Tonight the Grade II Millbank Tower, on the Thames next door to TateBritain, is set to buckle and bend. However, C20 won’t be panicking: it’s just a carefully planned illusion and a publicity stunt for Nokia. At 9pm massive projectors south of the Thames will beam across at the building’s convex façade and create a show which has “a relationship with the architecture”. No idea what it will be like, but it’s just up the road from me, so I may go and have a look. If you do likewise and want to impress your companions with your knowledge, note the following:
The Millbank Tower was built as the Vickers Tower (1959-63) and designed by Ronald Ward and Partners. It has a reinforced concrete frame and core with glass curtain walling with projecting stainless steel mullions (opaque panels of blue glass below the windows and narrow black panels between each storey).

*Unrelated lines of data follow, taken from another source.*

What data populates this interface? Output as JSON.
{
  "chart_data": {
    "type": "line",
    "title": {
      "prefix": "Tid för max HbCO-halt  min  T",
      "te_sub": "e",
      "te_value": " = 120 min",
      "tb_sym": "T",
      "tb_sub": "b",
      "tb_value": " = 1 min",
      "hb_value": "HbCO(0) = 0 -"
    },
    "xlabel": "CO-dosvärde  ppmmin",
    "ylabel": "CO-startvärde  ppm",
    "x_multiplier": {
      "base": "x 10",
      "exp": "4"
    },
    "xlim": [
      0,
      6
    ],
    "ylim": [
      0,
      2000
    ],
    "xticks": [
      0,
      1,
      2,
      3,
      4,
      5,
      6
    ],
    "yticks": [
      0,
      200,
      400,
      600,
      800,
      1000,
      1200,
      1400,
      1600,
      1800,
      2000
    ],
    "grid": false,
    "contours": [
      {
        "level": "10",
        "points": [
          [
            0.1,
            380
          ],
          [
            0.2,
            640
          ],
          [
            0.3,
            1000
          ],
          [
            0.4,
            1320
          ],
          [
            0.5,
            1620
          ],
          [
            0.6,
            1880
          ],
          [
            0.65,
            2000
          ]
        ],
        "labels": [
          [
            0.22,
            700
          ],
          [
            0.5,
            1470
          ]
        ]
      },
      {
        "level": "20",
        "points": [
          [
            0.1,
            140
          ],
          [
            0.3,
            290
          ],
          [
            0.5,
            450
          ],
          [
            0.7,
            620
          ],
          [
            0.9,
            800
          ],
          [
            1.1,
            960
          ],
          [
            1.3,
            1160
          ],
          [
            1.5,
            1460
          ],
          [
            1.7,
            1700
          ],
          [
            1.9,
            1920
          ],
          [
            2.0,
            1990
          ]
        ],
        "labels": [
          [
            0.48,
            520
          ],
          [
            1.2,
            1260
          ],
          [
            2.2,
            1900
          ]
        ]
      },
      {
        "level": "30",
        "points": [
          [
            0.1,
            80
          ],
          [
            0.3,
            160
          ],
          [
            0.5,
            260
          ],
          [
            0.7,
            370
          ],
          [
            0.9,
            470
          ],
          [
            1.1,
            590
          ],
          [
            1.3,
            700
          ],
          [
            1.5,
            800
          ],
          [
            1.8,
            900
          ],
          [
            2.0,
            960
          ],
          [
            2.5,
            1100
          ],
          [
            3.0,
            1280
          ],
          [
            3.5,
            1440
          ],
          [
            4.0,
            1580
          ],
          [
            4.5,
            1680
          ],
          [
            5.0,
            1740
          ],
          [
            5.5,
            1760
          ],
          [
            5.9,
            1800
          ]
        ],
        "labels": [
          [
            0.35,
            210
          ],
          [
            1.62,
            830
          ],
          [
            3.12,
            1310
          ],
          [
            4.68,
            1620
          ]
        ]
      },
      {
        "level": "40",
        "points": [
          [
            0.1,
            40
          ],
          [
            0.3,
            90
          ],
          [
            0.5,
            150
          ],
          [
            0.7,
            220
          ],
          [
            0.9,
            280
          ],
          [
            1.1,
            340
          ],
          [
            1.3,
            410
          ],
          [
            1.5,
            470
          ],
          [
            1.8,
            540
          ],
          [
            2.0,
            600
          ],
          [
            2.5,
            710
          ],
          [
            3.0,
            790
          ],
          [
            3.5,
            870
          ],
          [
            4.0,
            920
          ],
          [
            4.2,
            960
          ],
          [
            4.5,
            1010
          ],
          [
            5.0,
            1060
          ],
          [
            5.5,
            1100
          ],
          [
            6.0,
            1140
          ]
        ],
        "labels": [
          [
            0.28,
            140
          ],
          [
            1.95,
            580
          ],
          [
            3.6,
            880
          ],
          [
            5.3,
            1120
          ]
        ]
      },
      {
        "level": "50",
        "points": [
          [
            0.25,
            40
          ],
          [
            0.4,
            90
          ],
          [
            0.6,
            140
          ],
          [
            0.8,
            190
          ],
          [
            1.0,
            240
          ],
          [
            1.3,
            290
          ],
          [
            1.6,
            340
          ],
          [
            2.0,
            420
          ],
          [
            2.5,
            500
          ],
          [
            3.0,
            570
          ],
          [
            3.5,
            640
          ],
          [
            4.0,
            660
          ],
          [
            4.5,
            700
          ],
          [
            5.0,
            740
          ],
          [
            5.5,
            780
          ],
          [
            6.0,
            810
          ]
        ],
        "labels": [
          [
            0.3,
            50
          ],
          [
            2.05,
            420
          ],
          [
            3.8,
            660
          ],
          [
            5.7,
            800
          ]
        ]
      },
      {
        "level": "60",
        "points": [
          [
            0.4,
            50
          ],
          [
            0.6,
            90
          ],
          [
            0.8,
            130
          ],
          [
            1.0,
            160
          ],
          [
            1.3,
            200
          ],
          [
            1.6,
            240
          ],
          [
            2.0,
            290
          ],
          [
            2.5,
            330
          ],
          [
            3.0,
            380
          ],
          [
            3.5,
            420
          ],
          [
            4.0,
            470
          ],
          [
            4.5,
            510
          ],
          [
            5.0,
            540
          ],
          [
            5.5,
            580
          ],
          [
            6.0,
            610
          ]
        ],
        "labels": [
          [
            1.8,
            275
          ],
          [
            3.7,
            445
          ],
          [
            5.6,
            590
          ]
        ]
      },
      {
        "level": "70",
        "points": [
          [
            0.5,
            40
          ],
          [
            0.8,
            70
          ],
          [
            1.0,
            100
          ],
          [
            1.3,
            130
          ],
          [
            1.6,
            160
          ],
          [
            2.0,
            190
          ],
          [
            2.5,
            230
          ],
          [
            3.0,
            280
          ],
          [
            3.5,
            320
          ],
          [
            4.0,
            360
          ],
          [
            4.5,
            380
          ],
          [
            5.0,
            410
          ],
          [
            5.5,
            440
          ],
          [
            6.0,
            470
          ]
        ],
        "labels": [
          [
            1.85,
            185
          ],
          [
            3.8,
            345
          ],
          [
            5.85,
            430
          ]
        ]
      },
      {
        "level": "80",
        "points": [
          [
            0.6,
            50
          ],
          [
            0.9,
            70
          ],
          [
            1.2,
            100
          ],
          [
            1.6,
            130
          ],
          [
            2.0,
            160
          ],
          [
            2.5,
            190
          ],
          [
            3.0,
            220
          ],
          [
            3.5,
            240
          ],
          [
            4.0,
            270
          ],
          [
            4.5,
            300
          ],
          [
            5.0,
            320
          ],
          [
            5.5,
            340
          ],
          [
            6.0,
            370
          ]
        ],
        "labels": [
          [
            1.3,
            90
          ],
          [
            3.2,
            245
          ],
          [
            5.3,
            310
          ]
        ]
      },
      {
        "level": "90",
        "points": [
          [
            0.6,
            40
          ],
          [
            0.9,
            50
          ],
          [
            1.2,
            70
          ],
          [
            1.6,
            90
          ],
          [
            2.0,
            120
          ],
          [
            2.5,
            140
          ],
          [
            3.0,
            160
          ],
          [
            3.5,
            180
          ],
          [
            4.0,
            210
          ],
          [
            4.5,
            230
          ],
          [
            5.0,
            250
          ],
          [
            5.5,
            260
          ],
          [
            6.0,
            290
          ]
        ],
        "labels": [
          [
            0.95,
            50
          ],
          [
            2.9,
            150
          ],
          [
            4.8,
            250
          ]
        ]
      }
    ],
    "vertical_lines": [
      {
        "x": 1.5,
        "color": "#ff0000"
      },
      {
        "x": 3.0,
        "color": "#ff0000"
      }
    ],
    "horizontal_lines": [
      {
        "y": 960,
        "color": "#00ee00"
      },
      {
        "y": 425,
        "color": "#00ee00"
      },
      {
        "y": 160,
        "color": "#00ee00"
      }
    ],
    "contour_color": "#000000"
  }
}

Last time I visited the original Vickers boardroom was still in place on the top floor, complete with timber panelled walls inset with relief models of ships—Vickers was an engineering firm specializing in military contracts, but it was not to inhabit its prestige headquarters for long. Whilst the tower was under construction its aircraft interests were merged into the British Aircraft Corporation, and both BAC and Vickers’ shipbuilding division were nationalised under the terms of the 1977 Aircraft and Shipbuilding Industries Act .
My favourite building by Ronald Ward and Partners is Dungeness Lighthouse, (the one built in 1960—there are several lighthouses on the shingle beach). That is Grade II* listed and constructed from 21 precast black and white concrete drums, each 5ft high, and stacked up to form alternating bands of colour. The whole structure was then post-tensioned by running high tensile steel wires through the walls from top to bottom and tightening them up. This method means that the tower does not have to spread out at the base to gain extra strength, like a traditional lighthouse.